La modernité propre au musée le plus visité de province surprend. Lieu incontournable des amateurs d’art contemporain, le centre Pompidou de Metz est d’ores et déjà, architecturalement parlant, une prouesse. Les premiers pas laissent entrevoir l’intérieur de la bâtisse, d’une hauteur faramineuse, gigantesque repère artistique. Prometteur... Il faut emprunter l’ascenseur aux vitraux transparents, élévation de 30 mètres. Jacques Lacan en France, est présenté galerie 2, première porte, en face de l’ascenseur...
La genèse de sa pensé se trouve dans l’art. En 1965 Lacan écrit : "L’artiste toujours précède le psychanalyste et lui fraie la voie". Dès la première salle, obscure, les spectateurs sont captivés par les mots du penseur. La retranscription de son unique interview télévisée en 1974, est escortée par les premières œuvres d’art. L’exposition donne le ton. Présentation de cet homme qui a fréquenté des penseurs français tels que Michel Foucault et Roland Barthes, mais qui, à l’instar de ces figures intellectuelles, n’avait jamais bénéficié d’une représentation muséale. C’est chose faite. Tout au long du parcours, 300 créations d’une justesse étonnante, racontent Lacan. L’art comme illustration. Les tableaux de "maître", comme outil de compréhension. Le point d’orgue de l’exposition reste ce que, en 1955 et pour 1 500 000 francs, le psychanalyste achète. C’est L’origine du monde, de Gustave Courbet, peinture à l’huile prêtée par le musée d’Orsay, qui fréquente de salle en salle, les créations d’André Masson, Dalí et Magritte. "On constate son inspirante relation entre l’art et son travail", souligne Émeline, professeure de lettres venue spécialement de Paris pour l’exposition. "L’alliance des tableaux du XXe siècle, aux œuvres modernes, est judicieuse". Les théories Lacaniennes du passé, sont cultivées, reprisent, critiquées et expliquées par l’art. Choix visionnaire et incontestablement. Judicieux.

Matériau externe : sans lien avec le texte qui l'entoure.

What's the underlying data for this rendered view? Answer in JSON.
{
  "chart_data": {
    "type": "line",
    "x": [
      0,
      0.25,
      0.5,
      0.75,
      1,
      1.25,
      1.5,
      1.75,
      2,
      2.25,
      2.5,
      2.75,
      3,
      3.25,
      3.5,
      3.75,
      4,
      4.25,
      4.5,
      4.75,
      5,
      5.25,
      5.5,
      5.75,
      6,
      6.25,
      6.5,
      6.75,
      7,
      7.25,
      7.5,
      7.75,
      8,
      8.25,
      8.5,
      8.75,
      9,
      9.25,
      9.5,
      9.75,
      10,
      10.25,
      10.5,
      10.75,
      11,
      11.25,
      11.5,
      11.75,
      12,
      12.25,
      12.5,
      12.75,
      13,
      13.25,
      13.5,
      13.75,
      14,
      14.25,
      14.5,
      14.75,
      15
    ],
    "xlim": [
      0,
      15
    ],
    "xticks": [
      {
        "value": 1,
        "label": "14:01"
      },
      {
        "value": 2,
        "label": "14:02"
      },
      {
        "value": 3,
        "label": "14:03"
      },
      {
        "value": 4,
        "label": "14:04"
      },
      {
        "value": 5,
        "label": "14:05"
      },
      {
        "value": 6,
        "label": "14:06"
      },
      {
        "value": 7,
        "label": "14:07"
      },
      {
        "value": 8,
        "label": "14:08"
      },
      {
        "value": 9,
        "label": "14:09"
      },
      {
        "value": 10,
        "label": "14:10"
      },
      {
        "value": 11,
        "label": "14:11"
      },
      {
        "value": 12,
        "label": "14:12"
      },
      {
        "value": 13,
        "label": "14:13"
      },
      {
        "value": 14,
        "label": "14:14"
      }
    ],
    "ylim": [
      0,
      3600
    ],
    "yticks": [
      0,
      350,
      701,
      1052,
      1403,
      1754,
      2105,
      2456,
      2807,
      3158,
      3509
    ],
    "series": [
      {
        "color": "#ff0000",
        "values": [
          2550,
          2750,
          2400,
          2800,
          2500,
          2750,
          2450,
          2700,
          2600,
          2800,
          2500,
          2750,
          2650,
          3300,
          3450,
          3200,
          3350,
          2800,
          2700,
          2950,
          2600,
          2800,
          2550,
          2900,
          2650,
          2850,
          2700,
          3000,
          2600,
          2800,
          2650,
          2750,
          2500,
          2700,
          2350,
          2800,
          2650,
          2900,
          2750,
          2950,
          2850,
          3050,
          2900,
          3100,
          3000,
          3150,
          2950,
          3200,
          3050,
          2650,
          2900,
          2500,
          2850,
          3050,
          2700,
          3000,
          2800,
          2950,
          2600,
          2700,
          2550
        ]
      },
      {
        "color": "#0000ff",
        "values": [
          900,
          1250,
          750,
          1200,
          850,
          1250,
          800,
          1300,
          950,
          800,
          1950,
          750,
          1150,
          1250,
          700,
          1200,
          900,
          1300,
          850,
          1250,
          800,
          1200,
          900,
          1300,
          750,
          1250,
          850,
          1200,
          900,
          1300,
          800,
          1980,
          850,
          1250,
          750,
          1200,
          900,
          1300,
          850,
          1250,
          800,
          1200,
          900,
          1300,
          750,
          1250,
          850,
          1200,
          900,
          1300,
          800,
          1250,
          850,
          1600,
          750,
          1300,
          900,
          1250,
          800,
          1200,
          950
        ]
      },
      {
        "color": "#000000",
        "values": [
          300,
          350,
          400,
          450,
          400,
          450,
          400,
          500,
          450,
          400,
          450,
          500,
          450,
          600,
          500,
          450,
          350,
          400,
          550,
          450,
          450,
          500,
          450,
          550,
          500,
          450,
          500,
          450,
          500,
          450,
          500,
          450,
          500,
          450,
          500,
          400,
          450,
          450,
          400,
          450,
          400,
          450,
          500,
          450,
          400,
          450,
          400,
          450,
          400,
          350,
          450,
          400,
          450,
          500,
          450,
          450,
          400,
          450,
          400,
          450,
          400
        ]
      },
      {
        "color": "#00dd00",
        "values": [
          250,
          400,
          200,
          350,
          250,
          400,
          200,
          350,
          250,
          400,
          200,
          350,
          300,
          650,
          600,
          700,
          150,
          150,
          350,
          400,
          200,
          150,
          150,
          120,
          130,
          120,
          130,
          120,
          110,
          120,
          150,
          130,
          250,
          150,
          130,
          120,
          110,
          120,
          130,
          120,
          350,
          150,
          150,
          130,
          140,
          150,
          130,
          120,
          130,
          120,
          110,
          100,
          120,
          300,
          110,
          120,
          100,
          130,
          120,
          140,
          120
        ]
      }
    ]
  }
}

Paz Corona, associé aux commissaires de l’exposition, confie à l’Orient-Le Jour que l’art sert à Lacan "à faire voir ses concepts". Des concepts indéniablement ancrés dans l’actualité. L’amour, le genre, la place de la femme, les croyances… Ces sujets font office de fil conducteur, en complicité avec les œuvres. Dans ce parcours novateur, une salle attire l’attention de la professeure, la section sur la remise en question du genre par Lacan. "C’est une particularité qu’il faut souligner, imaginez à cette époque que sont les années 1970-1980, personne n’osait bousculer les fondements sur cette question", affirme-t-elle. Le psychanalyste l’a fait, reflet d’une exposition main dans la main avec son temps, qui permet de convoquer la modernité avec des concepts passés. Le centre Pompidou démontre magnifiquement que Lacan, a encore des choses à vous dire.
"Lacan, quand l’art rencontre la psychanalyse" au centre Pompidou de Metz jusqu’au 24 mai prochain.